Assim como o recente e premiado Building Stories (uma caixa com álbuns de vários formatos), de Chris Ware, o projeto experimental de Sacco tem um trabalho editorial mais esmerado, o que pode dificultar o interesse de alguma editora no Brasil para publicar obras tão peculiares, infelizmente.

A edição inglesa da Jonathan Cape / Random House é igual à versão norte-americana da WW Norton (vendida por US$ 35,00). Acompanha uma slipcase e de um livreto de 16 páginas nas mesmas dimensões da ilustração (29 x 22,2 cm) quando é dobrada em sanfona entre duas capas duras nos seus extremos.

No livreto, são complementadas as informações iconográficas de Sacco com um ensaio do jornalista Adam Hoschild (autor de livros sobre o período como To end all wars: A story of loyalty and rebellion) e anotações do quadrinhista maltês na forma de um infográfico, enumerando curiosidades e detalhes ao longo da narrativa.
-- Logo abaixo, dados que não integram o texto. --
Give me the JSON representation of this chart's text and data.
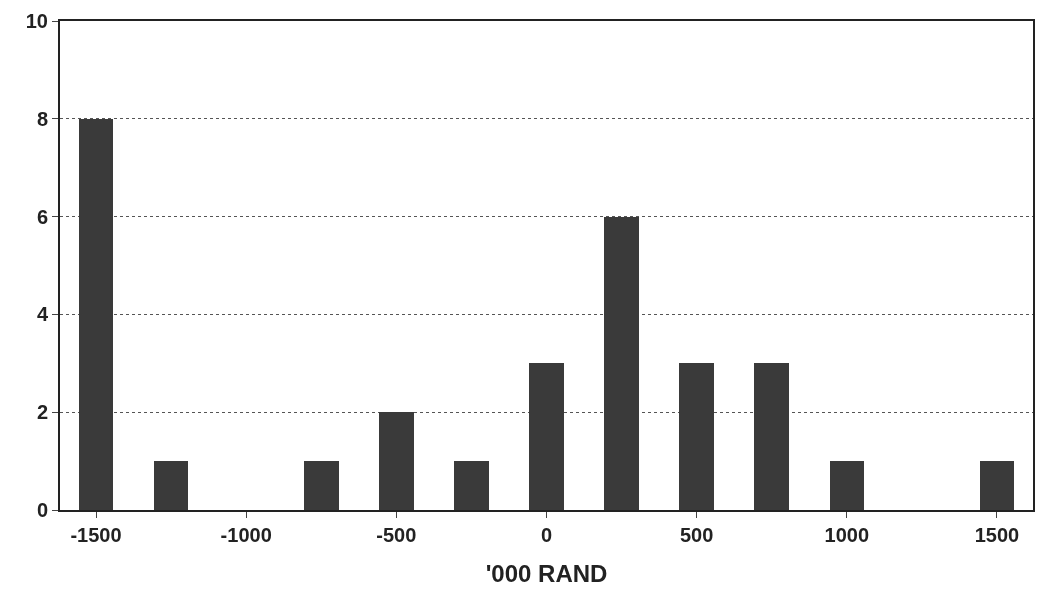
{
  "chart_data": {
    "type": "bar",
    "xlabel": "'000 RAND",
    "x": [
      -1500,
      -1250,
      -1000,
      -750,
      -500,
      -250,
      0,
      250,
      500,
      750,
      1000,
      1250,
      1500
    ],
    "values": [
      8,
      1,
      0,
      1,
      2,
      1,
      3,
      6,
      3,
      3,
      1,
      0,
      1
    ],
    "color": "#3a3a3a",
    "xlim": [
      -1620,
      1620
    ],
    "xticks": [
      -1500,
      -1000,
      -500,
      0,
      500,
      1000,
      1500
    ],
    "ylim": [
      0,
      10
    ],
    "yticks": [
      0,
      2,
      4,
      6,
      8,
      10
    ],
    "grid": "y",
    "legend": false
  }
}
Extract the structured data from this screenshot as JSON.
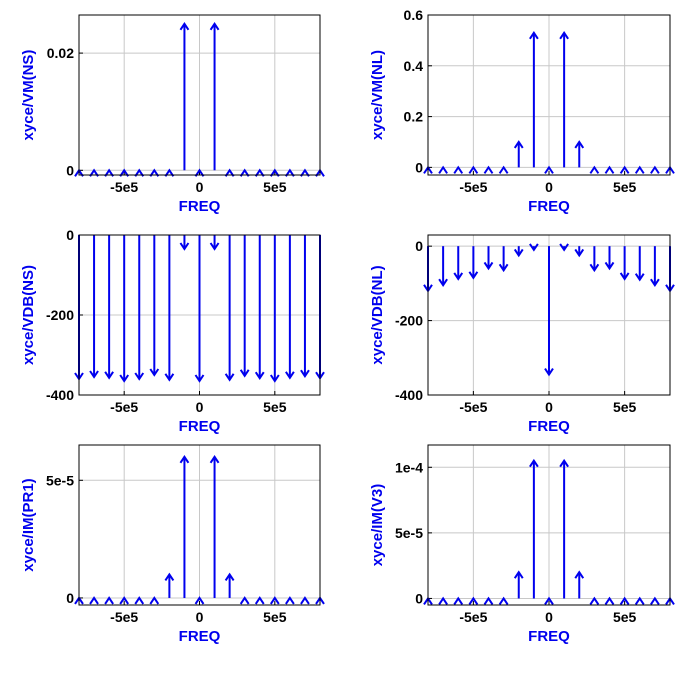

Com mais de 1,2 milhão de vítimas entre mortos e feridos em cinco meses de combate, a batalha de Somme foi a pior derrota dos aliados, que não conquistaram nem um palmo de terra enlameada devido ao posicionamento estratégico das forças da Alemanha.

Como o próprio Joe Sacco diz na sua nota introdutória no livreto, ele não quis fazer juízo de valores ou escolher lados na sua tapeçaria. Seu recorte do massacre em território gaulês é mais do que um exercício de técnica ou relato histórico.

The Great War é um panorama de como a guerra se configura como cruel e sem sentido para a humanidade e mostra a amplitude da força narrativa de uma arte sequencial.